Neither ICE nor most of the jails who recently adopted the program have responded to repeated requests for comment . Two sheriffs’ offices, in Lincoln and Alamance counties, said they have not begun their WSO programs because they’re waiting to receive training.
Reports like the one Comunidad Colectiva received like the caller in May sow doubt, and create fear among immigrant communities that some WSO actions are nevertheless being implemented.
Advocates expect an uptick in immigration arrests in North Carolina as more businesses and activities re-open, even as the pandemic rages on.
“Fortunately, because of coronavirus, we’ve kind of had a break,” said Jose Espinosa of Comunidad Colectiva. “We do anticipate though that in the following weeks, there will be some more activity starting up, especially as things open up more.
“We can only prepare for ICE starting to get back to their regular routine sometime soon.”
Choosing to enforce
If the WSO programs have started, Evans said jails have some leeway – officers can determine if they want to honor detainers during the pandemic.
“Those detainer requests are requests,” she said. “And I think that’s just the fundamental piece to understand there. There’s a choice about continuing detention, about increasing risks, about separating families, about all of the harms that flow from that detention, particularly in this moment in time.

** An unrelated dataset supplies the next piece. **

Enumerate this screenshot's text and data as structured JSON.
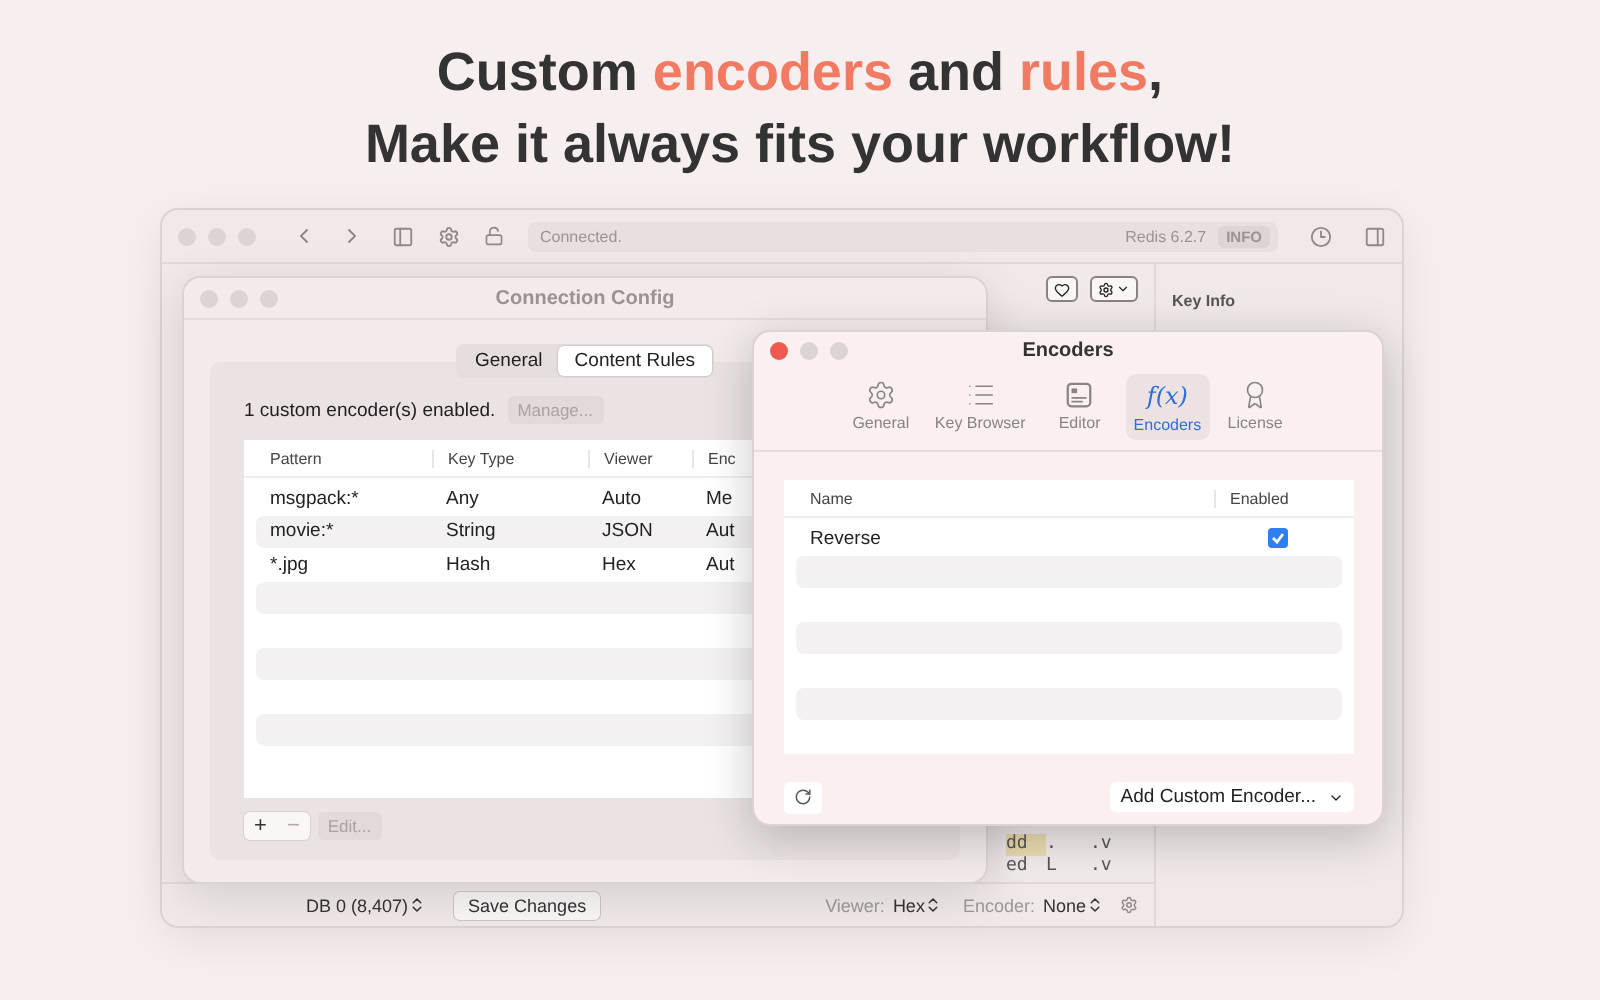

“It’s a custody decision that doesn’t have to be made — it’s harmful at all times, and is especially harmful now.”
ICE declined to comment on their use of WSOs or what steps are taken to ensure transfers are being conducted in a way to not transfer the virus as well, but Parker of Alamance County Sheriff’s Office spoke in their defense.
“Anybody that comes into the detention center, regardless of what their issues are, is given the best treatment we can give them,” said Parker. “And during the pandemic, thank the good Lord, we’ve managed to protect our population. You never know when this ‘violent enemy,’ as it’s been called, is gonna pop up, but we try all we can to protect all of our community that we’re engaged with, and the federal government does the same.”